Sunday, February 6, 2011

Vancouver Canucks Cake Bite Pucks

No, these little Vancouver Canuck Cake Bite Pucks aren't Superbowl-related, but they're still sporty.
I'll be the first to confess how little I know or really care about sports. I think it stems from my rather uncompetitive nature. When I was young, at my brother's hockey games on cold weekend mornings, I spent my time playing with the other sisters or reading, rather than soaking in the game. And when his team occasionally lost, I'd just shrug and think "Well, the other team gets to win! So that's pretty nice for them".

See? I just don't get it.

But I do get dessert. And feeling some sort of loyalty to hockey is unavoidable here. This is why, sometimes, I merge the two together. In the early days of this blog, I made Canucks cookies and showcased a Canucks cake I made eons ago. I usually go with this logo because it's cuter and easier than the other ones.
If you don't know what cake bites and cake pops are by now, well, I hope the rock you live under is warm. They're these wonderful little balls of mushed up icing and cake, made into an endlessly clever array of shapes. I attempted them a few years ago in what ended up being a huge disaster. Then I found out I was allergic to candy melts (palm oil-- they put that shit in everything), and pretty much ruled them out altogether. This past Christmas my mom gave me Bakerella's Cake Pop book, and I came around a little bit. 
These cake bites are about 1.5 inches wide, and are made with homemade chocolate cake and buttercream icing, and coated in real semi-sweet chocolate. The taste shows the quality of the ingredients, and the little pucks are just like creamy truffles. The logo is only about 1 centimetre long, so the little stick was drawn, painstakingly, with a toothpick.

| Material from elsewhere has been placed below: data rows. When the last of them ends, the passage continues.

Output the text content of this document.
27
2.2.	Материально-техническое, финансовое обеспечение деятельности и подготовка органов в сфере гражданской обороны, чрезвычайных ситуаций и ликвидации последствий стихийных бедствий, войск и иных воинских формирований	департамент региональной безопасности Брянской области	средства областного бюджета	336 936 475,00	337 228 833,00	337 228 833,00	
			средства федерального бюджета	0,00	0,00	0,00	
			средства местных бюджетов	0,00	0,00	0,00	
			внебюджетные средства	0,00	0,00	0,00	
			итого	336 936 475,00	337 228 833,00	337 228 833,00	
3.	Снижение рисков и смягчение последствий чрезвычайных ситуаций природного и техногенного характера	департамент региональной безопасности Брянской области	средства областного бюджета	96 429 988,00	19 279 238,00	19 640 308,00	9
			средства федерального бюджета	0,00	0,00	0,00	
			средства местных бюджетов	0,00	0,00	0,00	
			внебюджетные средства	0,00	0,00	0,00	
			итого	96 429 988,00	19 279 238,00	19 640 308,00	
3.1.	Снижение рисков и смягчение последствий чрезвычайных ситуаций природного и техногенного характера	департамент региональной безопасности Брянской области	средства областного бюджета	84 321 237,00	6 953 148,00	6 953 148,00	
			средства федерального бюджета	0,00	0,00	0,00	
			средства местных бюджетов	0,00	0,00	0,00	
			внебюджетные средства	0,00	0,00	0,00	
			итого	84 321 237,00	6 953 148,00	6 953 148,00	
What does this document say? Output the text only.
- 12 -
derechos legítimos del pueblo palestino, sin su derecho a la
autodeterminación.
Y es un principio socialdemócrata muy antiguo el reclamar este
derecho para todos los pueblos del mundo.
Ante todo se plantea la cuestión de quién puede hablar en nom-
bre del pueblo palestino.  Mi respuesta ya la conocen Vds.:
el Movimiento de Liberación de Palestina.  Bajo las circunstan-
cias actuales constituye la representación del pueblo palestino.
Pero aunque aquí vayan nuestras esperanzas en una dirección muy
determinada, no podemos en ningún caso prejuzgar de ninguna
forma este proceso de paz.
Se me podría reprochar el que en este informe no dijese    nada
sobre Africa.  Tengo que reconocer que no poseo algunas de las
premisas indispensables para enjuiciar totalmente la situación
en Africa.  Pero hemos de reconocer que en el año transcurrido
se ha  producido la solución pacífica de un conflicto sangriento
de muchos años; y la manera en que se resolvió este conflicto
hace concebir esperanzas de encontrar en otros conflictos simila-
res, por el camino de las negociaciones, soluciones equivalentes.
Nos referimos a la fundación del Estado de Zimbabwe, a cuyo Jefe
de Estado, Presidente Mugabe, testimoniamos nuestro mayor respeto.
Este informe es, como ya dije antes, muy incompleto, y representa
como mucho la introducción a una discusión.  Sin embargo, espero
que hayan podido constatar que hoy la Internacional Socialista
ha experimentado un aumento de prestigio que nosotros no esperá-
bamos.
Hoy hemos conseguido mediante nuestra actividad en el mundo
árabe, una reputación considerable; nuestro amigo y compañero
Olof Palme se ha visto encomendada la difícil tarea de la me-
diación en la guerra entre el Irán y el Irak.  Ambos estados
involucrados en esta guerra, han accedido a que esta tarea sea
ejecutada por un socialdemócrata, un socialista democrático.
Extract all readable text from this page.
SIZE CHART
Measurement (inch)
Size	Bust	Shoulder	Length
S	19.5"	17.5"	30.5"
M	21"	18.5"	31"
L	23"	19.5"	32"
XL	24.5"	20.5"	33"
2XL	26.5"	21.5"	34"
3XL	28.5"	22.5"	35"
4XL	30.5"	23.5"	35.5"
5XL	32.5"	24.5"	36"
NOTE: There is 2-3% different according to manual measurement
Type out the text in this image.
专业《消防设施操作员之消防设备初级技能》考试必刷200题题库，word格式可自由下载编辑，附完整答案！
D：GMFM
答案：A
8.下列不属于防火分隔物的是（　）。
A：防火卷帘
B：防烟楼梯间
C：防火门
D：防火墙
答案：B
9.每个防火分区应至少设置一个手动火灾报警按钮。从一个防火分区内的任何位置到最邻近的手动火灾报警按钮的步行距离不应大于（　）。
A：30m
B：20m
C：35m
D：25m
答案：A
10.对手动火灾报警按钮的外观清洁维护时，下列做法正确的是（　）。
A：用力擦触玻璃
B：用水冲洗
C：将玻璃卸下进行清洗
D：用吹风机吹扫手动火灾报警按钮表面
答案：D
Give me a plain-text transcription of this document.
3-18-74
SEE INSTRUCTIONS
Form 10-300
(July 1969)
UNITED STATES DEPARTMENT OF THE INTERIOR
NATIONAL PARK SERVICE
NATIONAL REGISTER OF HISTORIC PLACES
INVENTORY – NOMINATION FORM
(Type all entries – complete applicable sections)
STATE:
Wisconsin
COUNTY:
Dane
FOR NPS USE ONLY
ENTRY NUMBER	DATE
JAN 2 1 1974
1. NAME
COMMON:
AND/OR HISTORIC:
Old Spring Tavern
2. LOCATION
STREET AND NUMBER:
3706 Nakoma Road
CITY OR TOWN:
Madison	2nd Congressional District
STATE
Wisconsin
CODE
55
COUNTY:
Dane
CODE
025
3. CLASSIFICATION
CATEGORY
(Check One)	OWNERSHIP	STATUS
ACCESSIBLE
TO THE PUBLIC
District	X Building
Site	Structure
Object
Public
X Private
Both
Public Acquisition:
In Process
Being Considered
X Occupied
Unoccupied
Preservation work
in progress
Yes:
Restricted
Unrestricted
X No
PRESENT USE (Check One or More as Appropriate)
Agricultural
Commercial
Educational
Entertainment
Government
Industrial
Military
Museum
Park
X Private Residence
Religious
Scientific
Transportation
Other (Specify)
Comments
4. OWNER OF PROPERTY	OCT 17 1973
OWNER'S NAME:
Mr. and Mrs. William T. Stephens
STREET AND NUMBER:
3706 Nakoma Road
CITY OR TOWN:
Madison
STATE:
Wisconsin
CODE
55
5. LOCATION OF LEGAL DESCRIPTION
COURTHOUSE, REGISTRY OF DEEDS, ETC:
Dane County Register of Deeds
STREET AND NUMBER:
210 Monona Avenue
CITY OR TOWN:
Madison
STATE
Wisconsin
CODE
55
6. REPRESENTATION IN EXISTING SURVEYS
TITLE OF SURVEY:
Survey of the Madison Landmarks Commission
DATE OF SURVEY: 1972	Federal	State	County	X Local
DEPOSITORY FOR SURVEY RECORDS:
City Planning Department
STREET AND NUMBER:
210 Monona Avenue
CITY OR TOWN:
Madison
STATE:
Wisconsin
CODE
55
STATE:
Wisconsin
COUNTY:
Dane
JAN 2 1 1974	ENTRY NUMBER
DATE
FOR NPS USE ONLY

There's a pun in here about me really scoring with these, but I'll leave well enough alone. Feel free to pun it up in the comments.

Vancouver Canucks Cake Bite Pucks
Leanne Bakes

Here you go!

One 8x8 cake, completely cooled
2 cups buttercream icing, or can of premade frosting
1.5 cups royal icing
500 grams semi-sweet chocolate chips

1 – 3 Pastry bags
Blue and green food colouring
#1 and #2 decorating tip (or the equivalent)
Several large metal spoons or tongs
Parchment paper
Cookie sheet
Wire cooling rack
Large slotted spoon
Cut the cake into four sections, and crumble each section by hand into a large bowl. Alternately, you can use a food processor. Make sure there are no large chunks—this will give you lumpy pucks. Once the cake is finely crumbled, dollop 1.5 cups of frosting into the middle, and using the back of a metal spoon, mix until evenly combined. You do not want too much frosting. It will make the pucks goopy.

Now it’s time to make the pucks! Roll a 2 inch ball out of the cake mixture, squash it gently with your palms, and form it into a small puck shape. Place it on a parchment-lined cookie sheet, a centimetre or two apart, and repeat until the sheet is full. Place the shaped pucks into the freezer for approximately 15 – 20 minutes—enough time to become cold and solid without freezing.

While the pucks are in the freezer, melt the chocolate chips in a double boiler. Be sure to not burn the chocolate. Place parchment paper underneath a metal cooling rack for the freshly dipped pucks. (You can also use the cookie sheet, but the edges won’t be as clean). Using a slotted spoon, gently dip each puck, one at a time, into the melted chocolate. Turn them once to ensure even coverage, lift out, and gently tap the side of the spoon on the edge of the double boiler to take off excess chocolate. Place on the cooling rack for 20 – 25 minutes, or until the chocolate is set.

For the logo, separate the royal icing into 3 bowls. Thin each bowl of icing with 1-2 tsp of water. Dye one batch blue, one green, and keep the other white. Cover and set aside the blue and green for now. Using the white icing and a #2 tip (or the cut end of a ziplock bag—whatever works) carefully pipe and fill small circles on the bites.

Once the white has dried to the touch, use the #1 tip to pipe a blue square inside the white circle. Outline the stick inside the square, and then fill in the space between. Let dry.

Using the #1 tip again, pipe a thin careful circle outside the blue square. Use a toothpick to clean up any messy bits. Let them dry, and you’re done! It might not have been easy, but it’s definitely worth the results.